JPMorgan on the Federal Reserve Announcement on Sunday Evening

Here is the JPMorgan summation of the meaning of the Fed announcement on Monday evening: In an effort to support financial markets, the Federal Reserve this evening announced several changes to its liquidity facilities and regulatory policies.  Although it would appear as of writing that the Fed has resisted calls to directly support the purchase of any failing financial institutions, tonight’s measures appear aimed at limited the system-wide fall-out from the failure of those same institutions.  In particular, four steps were taken: (1) broadening the collateral accepted at the Primary Dealer Credit Facility (PDCF), (2) broadening the collateral accepted at the Term Securities Lending Facility (TSLF), (3) increasing somewhat the size of the TSLF, and (4) relaxing the rules associated with section 23A of the Federal Reserve Act, which sets limits on transactions between banks and their affiliated broker-dealer arms.

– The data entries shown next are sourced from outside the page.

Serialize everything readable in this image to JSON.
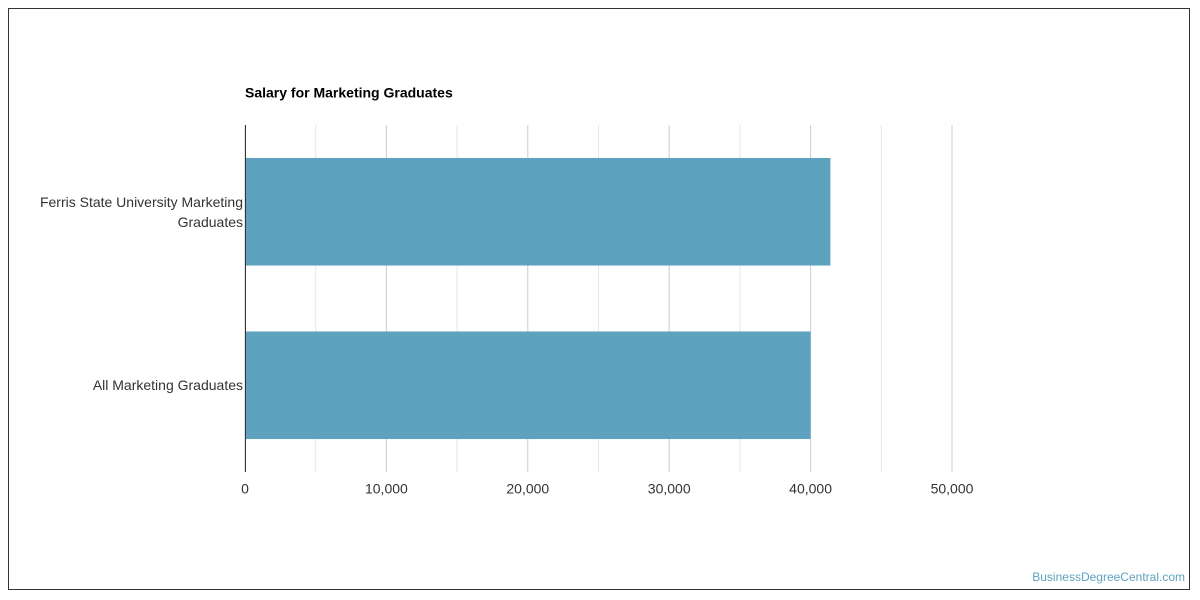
{
  "chart_data": {
    "type": "bar",
    "orientation": "horizontal",
    "title": "Salary for Marketing Graduates",
    "categories": [
      "Ferris State University Marketing Graduates",
      "All Marketing Graduates"
    ],
    "values": [
      41400,
      40000
    ],
    "color": "#5ea2bf",
    "xlim": [
      0,
      50000
    ],
    "xticks": [
      0,
      {
        "value": 10000,
        "label": "10,000"
      },
      {
        "value": 20000,
        "label": "20,000"
      },
      {
        "value": 30000,
        "label": "30,000"
      },
      {
        "value": 40000,
        "label": "40,000"
      },
      {
        "value": 50000,
        "label": "50,000"
      }
    ],
    "minor_xticks": [
      5000,
      15000,
      25000,
      35000,
      45000
    ],
    "grid": true
  },
  "footer": {
    "watermark": "BusinessDegreeCentral.com"
  }
}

With regard to the first point, it would appear that the main new class of asset now available for pledging at the PDCF would be corporate equities.  Before tonight, the PDCF was fairly broad in the categories of assets it would accept, including investment-grade ABS, MBS, corporate debt and munis.  Tonight’s measures increase that list to include any collateral that can be pledged in the tri-party report market.  The second measure, expanding collateral at the TSLF, opens Schedule 2 auctions to all investment-grade debt securities.  Previously, the TSLF Schedule 2 collateral included Treasuries, agencies, and AAA-rated MBS and ABS.  The third measure increases Schedule 2 TSLF funds available to the market from $125 billion to $150 billion.  In addition, Schedule 2 auctions will now be held weekly instead of every other week.  Finally, the fourth measure relaxes section 23A rules to allow banks to provide funding to their broker-dealer affiliates for any asset typically funded in the tri-party report market.  Section 23A of the Federal Reserve Act places restrictions on the transactions that banks may undertake with their affiliates (such as broker-dealers) by, for example, limiting those transactions to be no more than 10% of the bank’s capital.  Tonight’s actions should considerably increase the amount of transactions allowable between banks and their broker-dealer arms.